Press Release

Minister Caroline Gennez presents Belgian EU presidency priorities for Europe’s development policy

Earlier today, Minister of Development Cooperation Caroline Gennez presented the priorities of the Belgian EU Presidency for Europe’s development policy: "The presidency is an excellent opportunity to emphasize the importance of international solidarity and development in an effective European foreign policy."

Europe stands at a crossroads. The neighbouring regions are mired in conflict, while the role and authority of Europe and the West are increasingly challenged: "During the covid pandemic, it was every country for itself. The poorest countries were last in line for life-saving vaccines. Combined with the Sustainable Development Goals lagging and the EU's divergent responses to the war in Ukraine on the one hand and the war in Gaza on the other, Europe has lost a lot of credibility with the Global South," Gennez said.  

To put that relationship back on track, the EU needs to play to its strengths, the minister added: "43% of all development funding still comes from the EU – making it the largest donor in the world. International solidarity can be a tool for a more impactful European foreign policy. But only if we act more consistently in accordance with the values that Europe claims to stand for.
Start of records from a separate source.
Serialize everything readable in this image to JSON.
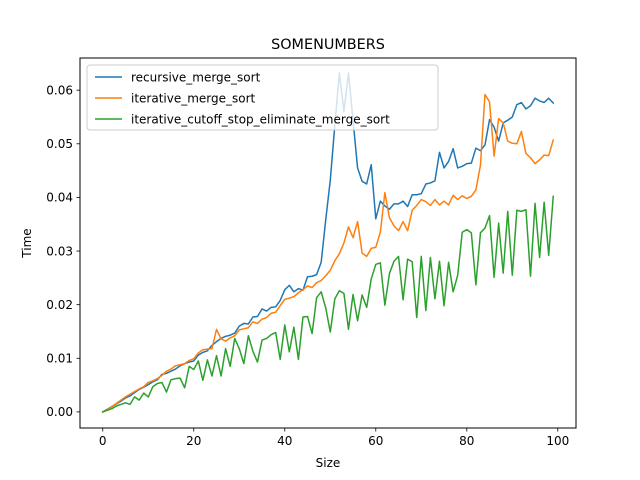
{
  "chart_data": {
    "type": "line",
    "title": "SOMENUMBERS",
    "xlabel": "Size",
    "ylabel": "Time",
    "xlim": [
      -5,
      104
    ],
    "ylim": [
      -0.003,
      0.066
    ],
    "xticks": [
      0,
      20,
      40,
      60,
      80,
      100
    ],
    "xtick_labels": [
      "0",
      "20",
      "40",
      "60",
      "80",
      "100"
    ],
    "yticks": [
      0,
      0.01,
      0.02,
      0.03,
      0.04,
      0.05,
      0.06
    ],
    "ytick_labels": [
      "0.00",
      "0.01",
      "0.02",
      "0.03",
      "0.04",
      "0.05",
      "0.06"
    ],
    "grid": false,
    "legend_position": "upper-left",
    "x": [
      0,
      1,
      2,
      3,
      4,
      5,
      6,
      7,
      8,
      9,
      10,
      11,
      12,
      13,
      14,
      15,
      16,
      17,
      18,
      19,
      20,
      21,
      22,
      23,
      24,
      25,
      26,
      27,
      28,
      29,
      30,
      31,
      32,
      33,
      34,
      35,
      36,
      37,
      38,
      39,
      40,
      41,
      42,
      43,
      44,
      45,
      46,
      47,
      48,
      49,
      50,
      51,
      52,
      53,
      54,
      55,
      56,
      57,
      58,
      59,
      60,
      61,
      62,
      63,
      64,
      65,
      66,
      67,
      68,
      69,
      70,
      71,
      72,
      73,
      74,
      75,
      76,
      77,
      78,
      79,
      80,
      81,
      82,
      83,
      84,
      85,
      86,
      87,
      88,
      89,
      90,
      91,
      92,
      93,
      94,
      95,
      96,
      97,
      98,
      99
    ],
    "series": [
      {
        "name": "recursive_merge_sort",
        "color": "#1f77b4",
        "values": [
          0,
          0.0005,
          0.001,
          0.0015,
          0.002,
          0.0026,
          0.003,
          0.0036,
          0.0042,
          0.0046,
          0.0051,
          0.0056,
          0.006,
          0.007,
          0.0072,
          0.0076,
          0.008,
          0.0086,
          0.009,
          0.0093,
          0.0095,
          0.0106,
          0.0111,
          0.0114,
          0.0124,
          0.0131,
          0.0137,
          0.0141,
          0.0143,
          0.0147,
          0.016,
          0.0165,
          0.0164,
          0.0177,
          0.0178,
          0.0192,
          0.0188,
          0.0195,
          0.0196,
          0.0208,
          0.0228,
          0.0236,
          0.0224,
          0.023,
          0.0227,
          0.0252,
          0.0253,
          0.0256,
          0.0279,
          0.0358,
          0.0432,
          0.0535,
          0.0632,
          0.056,
          0.0632,
          0.0544,
          0.0455,
          0.043,
          0.0425,
          0.0461,
          0.036,
          0.0393,
          0.0384,
          0.0378,
          0.0388,
          0.0388,
          0.0393,
          0.0383,
          0.0405,
          0.0405,
          0.0407,
          0.0425,
          0.0427,
          0.0431,
          0.0484,
          0.0455,
          0.0467,
          0.0491,
          0.0455,
          0.0458,
          0.0463,
          0.0464,
          0.0492,
          0.0487,
          0.0498,
          0.0545,
          0.0531,
          0.0505,
          0.0539,
          0.0544,
          0.055,
          0.0573,
          0.0577,
          0.0565,
          0.0571,
          0.0585,
          0.058,
          0.0577,
          0.0585,
          0.0576
        ]
      },
      {
        "name": "iterative_merge_sort",
        "color": "#ff7f0e",
        "values": [
          0,
          0.0004,
          0.001,
          0.0016,
          0.0022,
          0.0028,
          0.0033,
          0.0038,
          0.0043,
          0.0047,
          0.0055,
          0.0058,
          0.0062,
          0.0068,
          0.0076,
          0.008,
          0.0086,
          0.0088,
          0.009,
          0.0096,
          0.0099,
          0.011,
          0.0116,
          0.0117,
          0.0118,
          0.0154,
          0.0136,
          0.0132,
          0.0138,
          0.0142,
          0.0153,
          0.0155,
          0.0157,
          0.0168,
          0.0165,
          0.0173,
          0.0176,
          0.0184,
          0.0186,
          0.0198,
          0.021,
          0.0212,
          0.0215,
          0.0222,
          0.0228,
          0.0235,
          0.0232,
          0.0241,
          0.0245,
          0.0254,
          0.0264,
          0.0282,
          0.0295,
          0.0315,
          0.0345,
          0.0325,
          0.0355,
          0.0296,
          0.029,
          0.0305,
          0.0307,
          0.0335,
          0.0409,
          0.0362,
          0.0347,
          0.0338,
          0.0355,
          0.0338,
          0.0376,
          0.0385,
          0.0396,
          0.0392,
          0.0385,
          0.0396,
          0.0386,
          0.0393,
          0.0386,
          0.0404,
          0.0396,
          0.0403,
          0.0398,
          0.0402,
          0.0414,
          0.046,
          0.0592,
          0.0578,
          0.0477,
          0.0547,
          0.0539,
          0.0505,
          0.0501,
          0.05,
          0.0523,
          0.0482,
          0.0474,
          0.0463,
          0.047,
          0.0479,
          0.0478,
          0.0507
        ]
      },
      {
        "name": "iterative_cutoff_stop_eliminate_merge_sort",
        "color": "#2ca02c",
        "values": [
          0,
          0.0003,
          0.0006,
          0.0011,
          0.0014,
          0.0017,
          0.0014,
          0.0028,
          0.0022,
          0.0035,
          0.0028,
          0.0047,
          0.0053,
          0.0055,
          0.0037,
          0.006,
          0.0062,
          0.0063,
          0.0045,
          0.0085,
          0.0079,
          0.0095,
          0.0059,
          0.0097,
          0.0067,
          0.0105,
          0.0067,
          0.0118,
          0.0085,
          0.0137,
          0.0118,
          0.009,
          0.0142,
          0.0113,
          0.0093,
          0.0134,
          0.0137,
          0.0144,
          0.0148,
          0.0098,
          0.0162,
          0.0112,
          0.0158,
          0.0098,
          0.0177,
          0.0178,
          0.0146,
          0.0213,
          0.0224,
          0.0194,
          0.0149,
          0.0211,
          0.0226,
          0.0221,
          0.0154,
          0.0219,
          0.017,
          0.0218,
          0.0195,
          0.0248,
          0.0275,
          0.0278,
          0.0199,
          0.0258,
          0.0281,
          0.029,
          0.0209,
          0.0285,
          0.028,
          0.0176,
          0.029,
          0.0189,
          0.0288,
          0.0211,
          0.0281,
          0.0198,
          0.0279,
          0.0224,
          0.0255,
          0.0335,
          0.034,
          0.0334,
          0.0237,
          0.0334,
          0.0343,
          0.0366,
          0.0251,
          0.0352,
          0.0259,
          0.0374,
          0.0255,
          0.0376,
          0.0374,
          0.0377,
          0.0253,
          0.0389,
          0.0288,
          0.0391,
          0.0292,
          0.0402
        ]
      }
    ]
  }
}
At a time when geopolitical competition has returned to the fore, it is absolutely critical that sustainable development, socio-economic progress and universal human rights remain at the heart of European development policy and are strengthened further." 

These issues will be discussed in detail at the upcoming Informal Council of Development Cooperation ministers in Brussels on 11 and 12 February. To highlight the importance of human rights and sustainable development, Minister Gennez has invited Volker Türk, UN High Commissioner for Human Rights, to attend the meeting. Also on the agenda is the implementation of the Global Gateway, one of the most important European development policy instruments. The outcome of these discussions will serve as a basis for the Council conclusions on the mid-term review of the EU's development cooperation budget (Neighbourhood, Development and International Cooperation Instrument or NDICI).  

The Belgian presidency will focus on building a more equal partnership between Europe and Africa through closer cooperation in health – a concrete step towards restoring trust. 

Gennez: "Health is a policy area in which cooperation and the exchange of expertise are beneficial to all. We can only be healthy here in Europe if Africa is healthy too. African countries have a lot of experience when it comes to containing epidemics; European countries have some of the best healthcare systems in the world. During our presidency, we will, therefore, focus on building affordable, available, and high-quality healthcare systems in African countries. In addition, we are reinforcing our commitment to supporting African governments, companies, and scientists in the production of their own high-quality medicines and vaccines. Finally, we will put a spotlight on sexual and reproductive health and rights, especially for girls and women." 

In this context, the minister has taken the initiative for a Team Europe mission to Addis Ababa in Ethiopia, where the headquarters of the African Union and its health agencies, such as the African Centre for Disease Control, are located. Together with the European Commissioner for Health, Stella Kyriakides, and ministers and representatives of ten other member states, she will engage with partners from the African Union (AU) on how to better collaborate on health. The mission is a prelude to a high-level meeting between the EU and the AU on 20 March in Brussels, together with Belgian Federal Minister for Health, Frank Vandenbroucke, Director-General of the World Health Organization, Dr. Tedros, African Union Commissioner for Health Minata Samaté Cessouma and Commissioner Kyriakides.  

On the humanitarian front, the Belgian presidency intends to dedicate extra attention to so-called forgotten crises.  

In 2023, humanitarian needs have exploded worldwide. The UN estimates that some 300 million people will need humanitarian assistance and protection in 2024. The main culprits are conflict and war, including in Sudan and Gaza. But some conflicts elicit more sympathy and solidarity than others: 

"The humanitarian crisis in Gaza is getting a lot of attention right now, and rightly so. During our Presidency, we will continue to advocate for permanent and unhindered humanitarian access and adherence to international law. But due to the large number of conflicts, some crises get little to no attention. And a lack of media coverage often means less funding and international aid. In both Sudan and Syria, there are more than 30 million people in need of protection. In the Democratic Republic of Congo, more than 7 million people are on the run from violence. Despite growing needs and shrinking budgets, it is imperative that we address these crises before they escalate even further. Gaza, too, was a forgotten crisis until the 7th of October." 

These ‘forgotten’ crises will be the focus of the European Humanitarian Forum (EHF) in March.